Économie

Pourvoir d’achat : quel salaire de « la dignité » pour les Algériens ?

Le niveau de vie des Algériens ploie sur le poids de la hausse continue des prix et de la dévaluation du dinar qui a perdu 20 % de sa valeur face à l’euro en 2020.

Dans ce contexte de baisse inexorable du pouvoir d’achat des Algériens se pose la question de savoir quel est le salaire de « la dignité » ou combien faut-il pour une famille algérienne pour vivre décemment et subvenir à ses besoins.

Le 26 janvier, le SG de l’UGTA, Salim Labatcha, évaluait à 75 000 DA le salaire moyen qui permettrait à une famille algérienne moyenne composée de cinq membres de subvenir à ses besoins élémentaires en matière d’alimentation essentiellement.

Même s’il est d’accord avec la proposition de l’UGTA, le président de l’Association de protection du consommateur (Apoce), Mustapha Zebdi, estime qu’on ne peut raisonnablement pas avancer un salaire moyen « sans qu’on ait une idée sur la hausse des prix des produits et des services ».

« On peut dire que nous partageons la moyenne de salaire avancée par le SG de l’UGTA qui est de 75 000 DA par mois, affirme M. Zebdi à TSA. C’est ce qu’il faut pour assurer une vie décente pour une famille de 5 membres ». 

Cependant, le président de l’Apoce précise que tant que l’inflation, la perte de la valeur du dinar, la spéculation et la non régulation du marché persistent, « on sera appelé à annoncer un autre salaire de la dignité ».

« Nous demandons que tous ces déséquilibres, vieux de plusieurs années, soient régulés.
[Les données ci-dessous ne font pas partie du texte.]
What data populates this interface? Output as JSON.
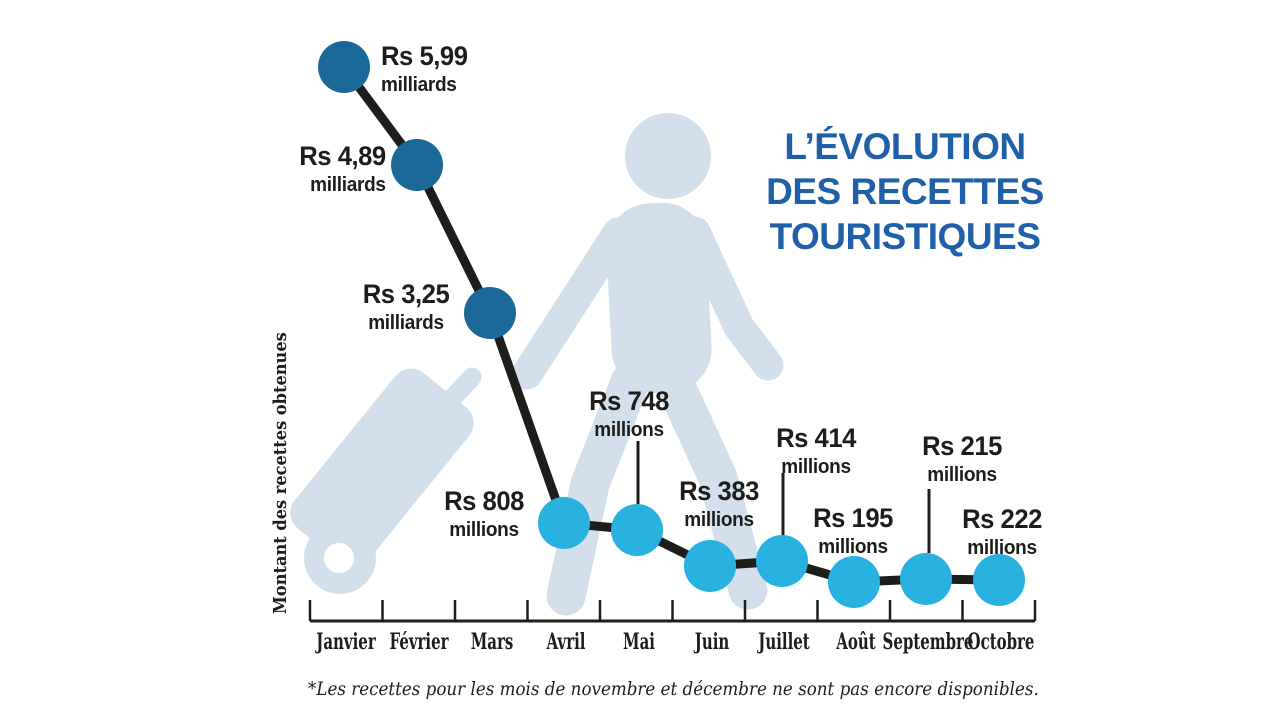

Si on arrive à contrôler les prix en les maintenant stables, à ce moment-là on parlera d’une hausse des salaires. Or, réclamer en l’état actuel de l’économie nationale une hausse des salaires c’est comme tenter de remplir un bidon troué. L’eau continuera à couler tant que les pores ne sont pas bouchés », développe le président de l’Apoce.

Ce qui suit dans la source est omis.